I wish I had been able to contact these posters directly to provide some assistance of my own. Or, rather, an invitation. Last Tuesday the Oakland Mills High School Alpha Achievers hosted their annual Community Thanksgiving Dinner.



Come and enjoy a fantastic Thanksgiving Dinner served by the Alpha Achievers of Oakland Mills. bring the whole family. This event is open to all.

I imagine that our FARMs-disparaging friends might have learned a lot by coming and sitting down with many of the same people they generally mock and/or shrink from. How educational it might have been for them to receive genuine charity that came with no judgement, no strings attached. No one was guarding the door in order to screen out the “undeserving.”

A community that many look down on as less-than somehow manages to give of itself, with abundance, every Thanksgiving. And they give without judgement. They do the work, they trust in the gift.

They are not looking for “free handouts”. They are giving free handouts.

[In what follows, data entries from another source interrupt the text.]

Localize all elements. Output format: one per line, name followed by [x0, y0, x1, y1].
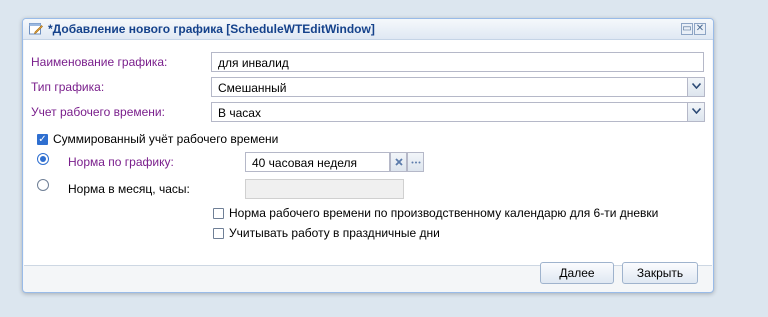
norm-per-month-label: Норма в месяц, часы: — [68, 182, 190, 196]
window-title: *Добавление нового графика [ScheduleWTEd… — [48, 22, 375, 36]
schedule-name-label: Наименование графика: — [31, 55, 168, 69]
norm-per-month-radio[interactable] — [37, 179, 49, 191]
schedule-name-field[interactable]: для инвалид — [211, 52, 704, 72]
work-time-accounting-value: В часах — [218, 106, 261, 120]
schedule-edit-window: *Добавление нового графика [ScheduleWTEd… — [22, 18, 714, 293]
summed-accounting-label: Суммированный учёт рабочего времени — [53, 132, 279, 146]
schedule-type-dropdown-button[interactable] — [688, 77, 705, 97]
window-titlebar[interactable]: *Добавление нового графика [ScheduleWTEd… — [23, 19, 713, 40]
next-button[interactable]: Далее — [540, 262, 614, 284]
norm-by-schedule-field[interactable]: 40 часовая неделя — [245, 152, 390, 172]
summed-accounting-checkbox[interactable]: ✓ — [37, 134, 48, 145]
holidays-work-checkbox[interactable] — [213, 228, 224, 239]
restore-button[interactable]: ▭ — [681, 23, 693, 35]
close-window-button[interactable]: ✕ — [694, 23, 706, 35]
production-calendar-label: Норма рабочего времени по производственн… — [229, 206, 659, 220]
production-calendar-checkbox[interactable] — [213, 208, 224, 219]
norm-by-schedule-value: 40 часовая неделя — [252, 156, 357, 170]
clear-norm-button[interactable] — [390, 152, 407, 172]
schedule-type-value: Смешанный — [218, 81, 287, 95]
edit-window-icon — [29, 23, 43, 35]
close-icon: ✕ — [695, 23, 705, 34]
ellipsis-icon — [411, 161, 420, 164]
chevron-down-icon — [691, 83, 701, 90]
work-time-accounting-select[interactable]: В часах — [211, 102, 688, 122]
close-button[interactable]: Закрыть — [622, 262, 698, 284]
work-time-accounting-label: Учет рабочего времени: — [31, 105, 165, 119]
restore-icon: ▭ — [682, 23, 692, 34]
schedule-type-select[interactable]: Смешанный — [211, 77, 688, 97]
form-body: Наименование графика: для инвалид Тип гр… — [24, 40, 712, 266]
chevron-down-icon — [691, 108, 701, 115]
norm-by-schedule-label: Норма по графику: — [68, 155, 174, 169]
schedule-name-value: для инвалид — [218, 56, 289, 70]
holidays-work-label: Учитывать работу в праздничные дни — [229, 226, 440, 240]
norm-by-schedule-radio[interactable] — [37, 153, 49, 165]
clear-icon — [394, 158, 403, 166]
schedule-type-label: Тип графика: — [31, 80, 105, 94]
work-time-accounting-dropdown-button[interactable] — [688, 102, 705, 122]
select-norm-button[interactable] — [407, 152, 424, 172]
norm-per-month-field[interactable] — [245, 179, 404, 199]
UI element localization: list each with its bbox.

I am just earnest and hopeful enough to want to believe that the experience of receiving such a gift and breaking bread with those who are “other” might change our jaded naysayers. Do I think it’s likely? Sadly, no. And do the families in less affluent schools “owe them” anything in order to prove their own humanity? Absolutely not.

I just wish we could move beyond specious arguments about owing and deserving and do the real work of community building and education.

It’s not about what is owed us or what what we deserve. It is about what all of us owe to one another.